If a class does not define a __cmp__() or __eq__() method it should not define a __hash__() operation either; if it defines __cmp__() or __eq__() but not __hash__(), its instances will not be usable in hashed collections. If a class defines mutable objects and implements a __cmp__() or __eq__() method, it should not implement __hash__(), since hashable collection implementations require that a object’s hash value is immutable (if the object’s hash value changes, it will be in the wrong hash bucket).
A set obviously will have to deal with hash collisions. If the hash of two objects matches, the set will compare them using the == operator to make sure they are really equal.

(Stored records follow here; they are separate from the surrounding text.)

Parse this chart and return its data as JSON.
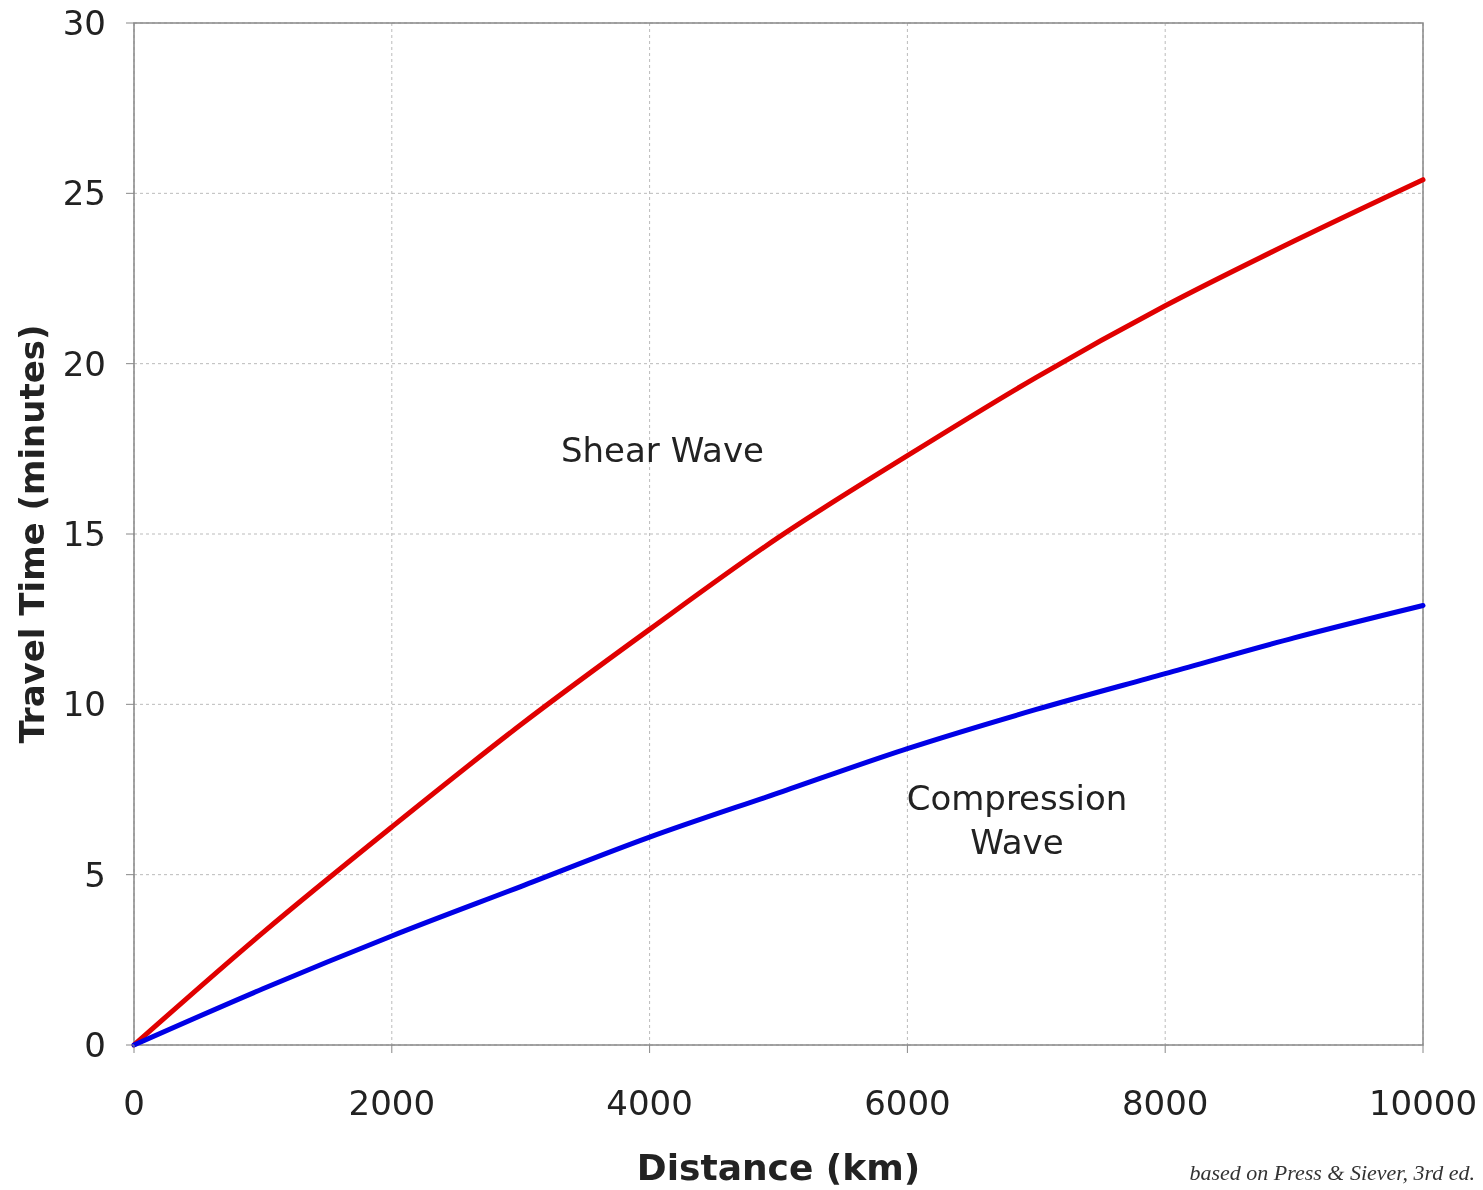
{
  "chart_data": {
    "type": "line",
    "xlabel": "Distance (km)",
    "ylabel": "Travel Time (minutes)",
    "annotations": [
      "based on Press & Siever, 3rd ed."
    ],
    "x": [
      0,
      1000,
      2000,
      3000,
      4000,
      5000,
      6000,
      7000,
      8000,
      9000,
      10000
    ],
    "series": [
      {
        "name": "Shear Wave",
        "color": "#e00000",
        "values": [
          0,
          3.3,
          6.4,
          9.4,
          12.2,
          14.9,
          17.3,
          19.6,
          21.7,
          23.6,
          25.4
        ]
      },
      {
        "name": "Compression\nWave",
        "color": "#0000e6",
        "values": [
          0,
          1.65,
          3.2,
          4.65,
          6.1,
          7.4,
          8.7,
          9.85,
          10.9,
          11.95,
          12.9
        ]
      }
    ],
    "xlim": [
      0,
      10000
    ],
    "xticks": [
      0,
      2000,
      4000,
      6000,
      8000,
      10000
    ],
    "ylim": [
      0,
      30
    ],
    "yticks": [
      0,
      5,
      10,
      15,
      20,
      25,
      30
    ],
    "grid": true,
    "marker": "none",
    "line_style": "solid"
  }
}
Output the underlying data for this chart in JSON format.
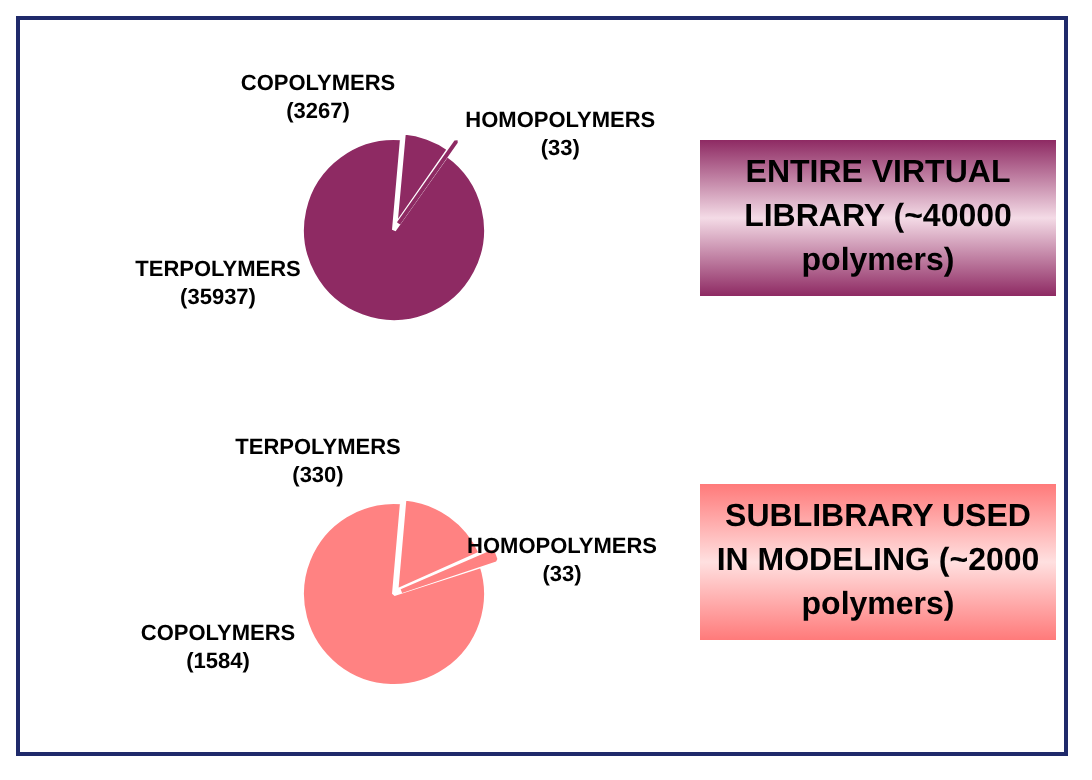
{
  "chart_data": [
    {
      "type": "pie",
      "title": "ENTIRE VIRTUAL LIBRARY (~40000 polymers)",
      "categories": [
        "TERPOLYMERS",
        "COPOLYMERS",
        "HOMOPOLYMERS"
      ],
      "values": [
        35937,
        3267,
        33
      ],
      "value_labels": [
        "(35937)",
        "(3267)",
        "(33)"
      ],
      "colors": [
        "#8e2a63",
        "#8e2a63",
        "#8e2a63"
      ]
    },
    {
      "type": "pie",
      "title": "SUBLIBRARY USED IN MODELING (~2000 polymers)",
      "categories": [
        "COPOLYMERS",
        "TERPOLYMERS",
        "HOMOPOLYMERS"
      ],
      "values": [
        1584,
        330,
        33
      ],
      "value_labels": [
        "(1584)",
        "(330)",
        "(33)"
      ],
      "colors": [
        "#ff8282",
        "#ff8282",
        "#ff8282"
      ]
    }
  ]
}
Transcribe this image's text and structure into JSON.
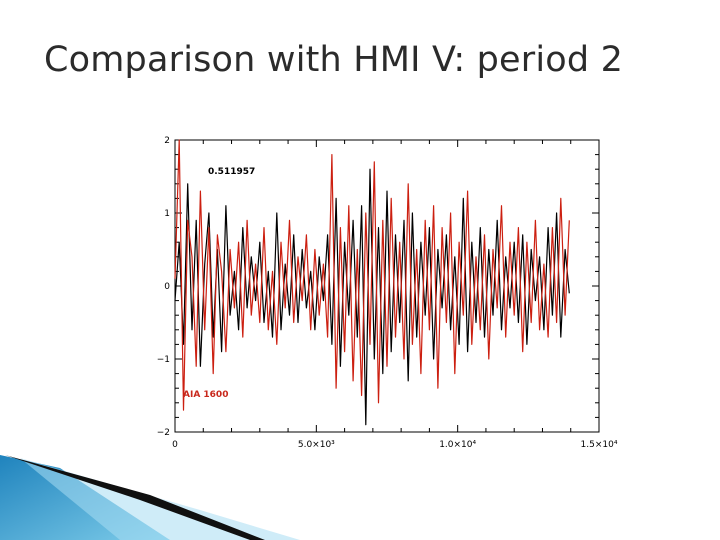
{
  "slide": {
    "title": "Comparison with HMI V: period 2"
  },
  "colors": {
    "series_black": "#000000",
    "series_red": "#cc1f10",
    "annotation_red": "#c8281c",
    "deco_blue": "#2a92c8",
    "deco_light": "#8fd0ee"
  },
  "chart_data": {
    "type": "line",
    "title": "",
    "xlabel": "",
    "ylabel": "",
    "xlim": [
      0,
      15000
    ],
    "ylim": [
      -2,
      2
    ],
    "x_ticks": [
      0,
      5000,
      10000,
      15000
    ],
    "x_tick_labels": [
      "0",
      "5.0×10³",
      "1.0×10⁴",
      "1.5×10⁴"
    ],
    "y_ticks": [
      -2,
      -1,
      0,
      1,
      2
    ],
    "y_tick_labels": [
      "−2",
      "−1",
      "0",
      "1",
      "2"
    ],
    "grid": false,
    "annotations": [
      {
        "text": "0.511957",
        "color": "black",
        "position": "top-left"
      },
      {
        "text": "AIA 1600",
        "color": "red",
        "position": "bottom-left"
      }
    ],
    "x": [
      0,
      150,
      300,
      450,
      600,
      750,
      900,
      1050,
      1200,
      1350,
      1500,
      1650,
      1800,
      1950,
      2100,
      2250,
      2400,
      2550,
      2700,
      2850,
      3000,
      3150,
      3300,
      3450,
      3600,
      3750,
      3900,
      4050,
      4200,
      4350,
      4500,
      4650,
      4800,
      4950,
      5100,
      5250,
      5400,
      5550,
      5700,
      5850,
      6000,
      6150,
      6300,
      6450,
      6600,
      6750,
      6900,
      7050,
      7200,
      7350,
      7500,
      7650,
      7800,
      7950,
      8100,
      8250,
      8400,
      8550,
      8700,
      8850,
      9000,
      9150,
      9300,
      9450,
      9600,
      9750,
      9900,
      10050,
      10200,
      10350,
      10500,
      10650,
      10800,
      10950,
      11100,
      11250,
      11400,
      11550,
      11700,
      11850,
      12000,
      12150,
      12300,
      12450,
      12600,
      12750,
      12900,
      13050,
      13200,
      13350,
      13500,
      13650,
      13800,
      13950
    ],
    "series": [
      {
        "color": "black",
        "values": [
          -0.2,
          0.6,
          -0.8,
          1.4,
          -0.6,
          0.9,
          -1.1,
          0.3,
          1.0,
          -0.7,
          0.5,
          -0.9,
          1.1,
          -0.4,
          0.2,
          -0.6,
          0.8,
          -0.3,
          0.4,
          -0.2,
          0.6,
          -0.5,
          0.2,
          -0.7,
          1.0,
          -0.6,
          0.3,
          -0.4,
          0.7,
          -0.5,
          0.5,
          -0.3,
          0.2,
          -0.6,
          0.4,
          -0.2,
          0.7,
          -0.8,
          1.2,
          -1.1,
          0.6,
          -0.4,
          0.9,
          -0.7,
          1.1,
          -1.9,
          1.6,
          -1.0,
          0.8,
          -1.2,
          1.3,
          -0.9,
          0.7,
          -0.5,
          0.9,
          -1.3,
          1.0,
          -0.7,
          0.6,
          -0.4,
          0.8,
          -1.0,
          0.5,
          -0.3,
          0.7,
          -0.6,
          0.4,
          -0.8,
          1.2,
          -0.9,
          0.6,
          -0.5,
          0.8,
          -0.7,
          0.5,
          -0.4,
          0.9,
          -0.6,
          0.4,
          -0.3,
          0.6,
          -0.5,
          0.7,
          -0.8,
          0.5,
          -0.2,
          0.4,
          -0.6,
          0.8,
          -0.4,
          1.0,
          -0.7,
          0.5,
          -0.1
        ]
      },
      {
        "color": "red",
        "values": [
          0.1,
          2.0,
          -1.7,
          0.9,
          0.4,
          -1.1,
          1.3,
          -0.6,
          0.8,
          -1.2,
          0.7,
          0.2,
          -0.9,
          0.5,
          -0.3,
          0.6,
          -0.7,
          0.9,
          -0.4,
          0.3,
          -0.5,
          0.8,
          -0.6,
          0.2,
          -0.8,
          0.6,
          -0.3,
          0.9,
          -0.5,
          0.4,
          -0.2,
          0.7,
          -0.6,
          0.5,
          -0.4,
          0.3,
          -0.7,
          1.8,
          -1.4,
          0.8,
          -0.9,
          1.1,
          -1.3,
          0.5,
          -1.5,
          1.0,
          -0.8,
          1.7,
          -1.6,
          0.9,
          -1.1,
          1.2,
          -0.7,
          0.6,
          -1.0,
          1.4,
          -0.8,
          0.5,
          -1.2,
          0.9,
          -0.6,
          1.1,
          -1.4,
          0.8,
          -0.5,
          1.0,
          -1.2,
          0.6,
          -0.4,
          1.3,
          -0.8,
          0.4,
          -0.6,
          0.7,
          -1.0,
          0.5,
          -0.3,
          1.1,
          -0.7,
          0.6,
          -0.4,
          0.8,
          -0.9,
          0.6,
          -0.5,
          0.9,
          -0.6,
          0.3,
          -0.7,
          0.8,
          -0.5,
          1.2,
          -0.4,
          0.9
        ]
      }
    ]
  }
}
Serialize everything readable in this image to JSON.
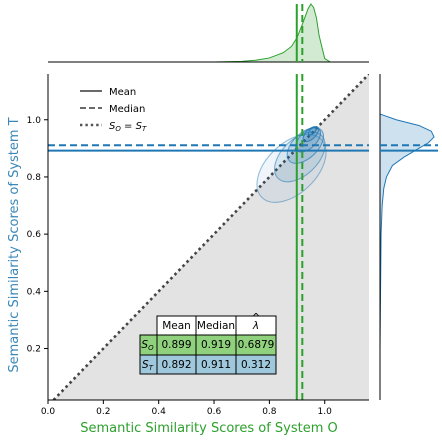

In your case, this will only yield True if the two objects are the same object (the standard implementation for user-defined classes).
Long story short: Also define __eq__() to make it work.
Hash function is not enough to distinguish object you have to implement the comparison function (ie. __eq__).
A hash function effectively says "A maybe equals B" or "A not equals B (for sure)".
If it says "maybe equals" then equality has to be checked anyway to make sure, which is why you also need to implement __eq__.
Nevertheless, defining __hash__ will significantly speed things up by making "A not equal B (for sure)" an O(1) operation.
The hash function must however always follow the "hash rule":
"hash rule": equal things must hash to the same value
(justification: or else we'd say "A not equals B (for sure)" when that is not the case)
For example you could hash everything by def __hash__(self): return 1. This would still be correct, but it would be inefficient because you'd have to check __eq__ each time, which may be a long process if you have complicated large data structures (e.g. with large lists, dictionaries, etc.).
Do note that you technically follow the "hash rule" do this by ignoring age in your implementation def __hash__(self): return self.name. If Bob is a person of age 20 and Bob is another person of age 30 and they are different people (likely unless this is some sort of keeps-track-of-people-over-time-as-they-age program), then they will hash to the same value and have to be compared with __eq__. This is perfectly fine, but I would implement it like so:
def __hash__(self):
return hash( (self.name, self.age) )
Do note that your way is still correct. It would however have been a coding error to use hash( (self.name, self.age) ) in a world where Person("Bob", age=20) and Person("Bob", age=30) were actually the same person, because the hash function would be saying they're different while the equals function would not (but be ignored).
You also need the __ eq __() method.